I keep watching this video about cancer research. The speaker is Keith Baggerly, a statistician who (with a team) analyzed data from a series of scientific papers for reproducibility.
Specifically, they were looking at findings from research that determines whether or not a cell line is resistant to a drug – like a cancer fighting drug.
The problems he highlights in published research are off-by-one errors, mis-labeling and sloppy editing. I keep watching it because it’s a familiar tale about trusting experts, and the importance of being able to run data experiments ourselves to confirm or deny the conclusions drawn. And, it’s refreshing to be dropped into a funny, jargon-laden talk on par with the stuff I see at open source tech conferences, but a completely different audience and context.
The terms he uses are at times bewildering, but the message of the talk is a familiar one. We all make mistakes – and sometimes, the systems we have in place don’t know how to respond and recover from serious mistakes. Systems like the scientific journals, universities and medical communities. And he notes that they see simple mistakes all the time that could be addressed if the will was present in these systems to make changes.
One of the more hilarious bits from the talk is around 21:00, when Keith and his team submit their findings to a few biology journals. They get the comment back, “This story seems too negative. Can you fix that?” LOL
Then he goes into more serious consequences of bad science. Bad data analysis was used as a foundation for clinical (human) trials of drugs. Meaning, Anil Potti and a team at Duke were testing cancer drugs on *people* based on complete bogus research results.
I don’t want to get too hysterical about what might happen if the wrong drugs are tested on the wrong people. But it’s hard not to go there, when we’re talking about multi-year clinical trials, millions of dollars in research and the mistakes that were made.
Ultimately, Keith Baggerly’s team had to file a FOIA request to get the data they needed to attempt to verify test results – only possible because the research was publicly funded. Had the research been only privately funded, they would not have been able to get access to the data. (There was a 60 minutes profile of this story last Sunday.)

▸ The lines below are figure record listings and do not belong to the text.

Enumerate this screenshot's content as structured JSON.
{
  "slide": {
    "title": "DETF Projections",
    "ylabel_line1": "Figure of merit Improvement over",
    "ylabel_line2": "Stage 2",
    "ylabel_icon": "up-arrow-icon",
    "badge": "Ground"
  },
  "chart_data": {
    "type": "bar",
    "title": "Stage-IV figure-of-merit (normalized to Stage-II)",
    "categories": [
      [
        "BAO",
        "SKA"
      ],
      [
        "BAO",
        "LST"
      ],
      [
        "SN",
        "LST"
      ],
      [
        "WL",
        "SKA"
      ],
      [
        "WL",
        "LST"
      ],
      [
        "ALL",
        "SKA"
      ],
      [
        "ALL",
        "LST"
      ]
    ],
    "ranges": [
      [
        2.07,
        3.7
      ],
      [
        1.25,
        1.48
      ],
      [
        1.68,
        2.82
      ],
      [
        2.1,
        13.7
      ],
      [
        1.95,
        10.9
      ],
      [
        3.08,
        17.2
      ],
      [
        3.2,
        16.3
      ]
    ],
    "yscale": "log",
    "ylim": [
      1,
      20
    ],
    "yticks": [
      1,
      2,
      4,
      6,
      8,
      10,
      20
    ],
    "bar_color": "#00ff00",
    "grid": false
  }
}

I’m not sure why Keith doesn’t have a Wikipedia page. He’s termed the work he’s doing “forensic bioinformatics.” Not only is he funny, smart and working tirelessly to on a truly thankless task (at least in terms of the immediate response editors and colleagues will have to the work – who likes a guy running around actually TESTING conclusions in published papers!), but he’s doing something only possible because of data that’s publicly available, and he’s using open source tools to do the analysis.

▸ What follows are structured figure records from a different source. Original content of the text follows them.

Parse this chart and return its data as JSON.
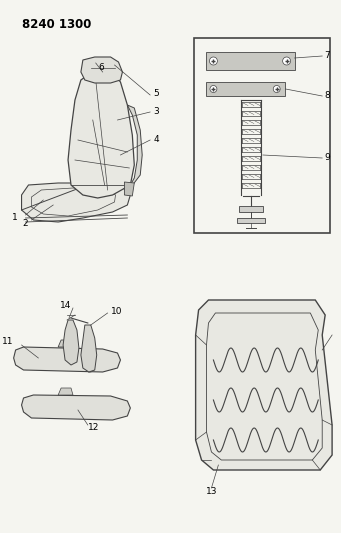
{
  "title": "8240 1300",
  "bg_color": "#f5f5f0",
  "line_color": "#444444",
  "label_color": "#000000",
  "label_fontsize": 6.5,
  "title_fontsize": 8.5
}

There’s an important lesson here. He could not do this work if the data from published papers was secret. He could not do this work if the tools to analyze the data were too expensive, or the algorithms used were secret and not available to scientists.
And, it’s true that some scientists are frauds, but sometimes they just make off-by-one errors. Trust, but verify – right? We need people like Keith to help find and correct errors in medical research. No one expects all research to be perfect. But I do expect that people should be able to verify conclusions.

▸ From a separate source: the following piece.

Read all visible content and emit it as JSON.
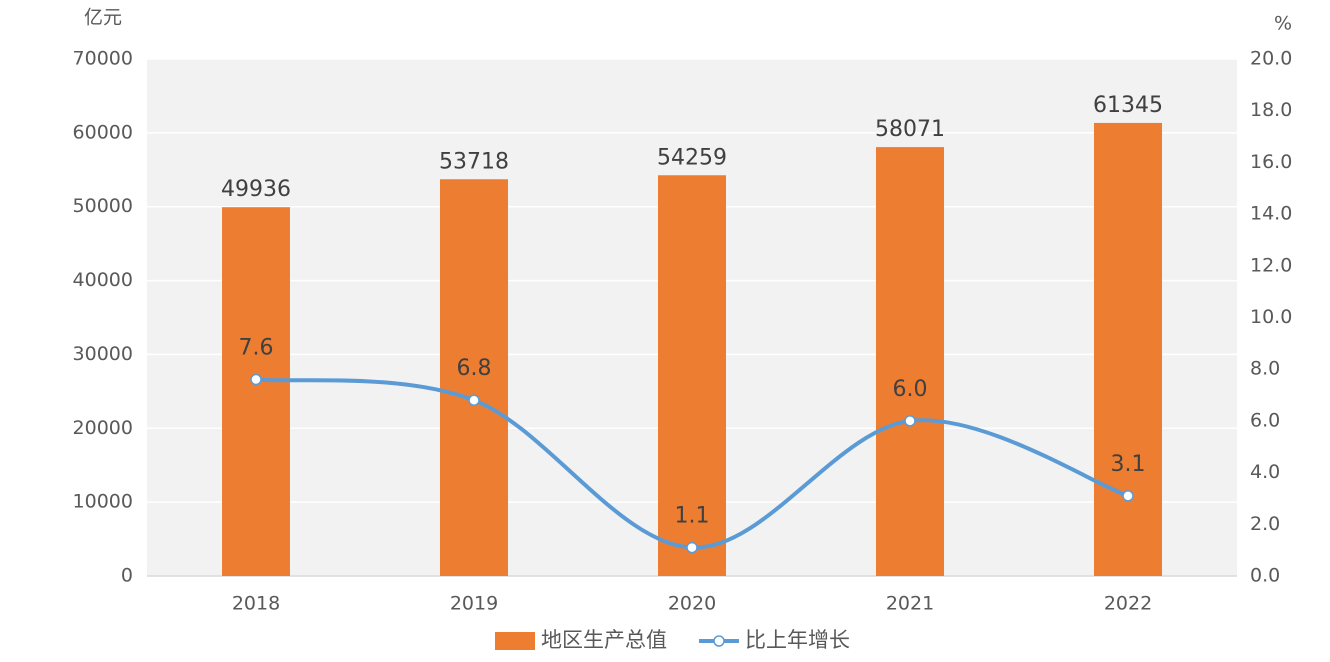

Keith Baggerly now publishes all his papers with Sweave, which is a combination of R and LaTeX. Meaning, his papers are executable, and anyone with R and LaTeX can run the analysis.
They’ve got a great mailing list talking more about reproducible research.
My coworker Luke is talking today about what he’s doing with open data. The tools he’s writing are about reminders to take the garbage out, encouraging marital happiness, and reducing waste. His work is only possible because the data is publicly available.
There are big and small reasons we need transparency. Reasons why we need to share scientific knowledge, share government data, write tests for our own code, and trust but verify. It’s to automate the routine and dull tasks, make our communities happier and healthier and, sometimes, it’s to save lives.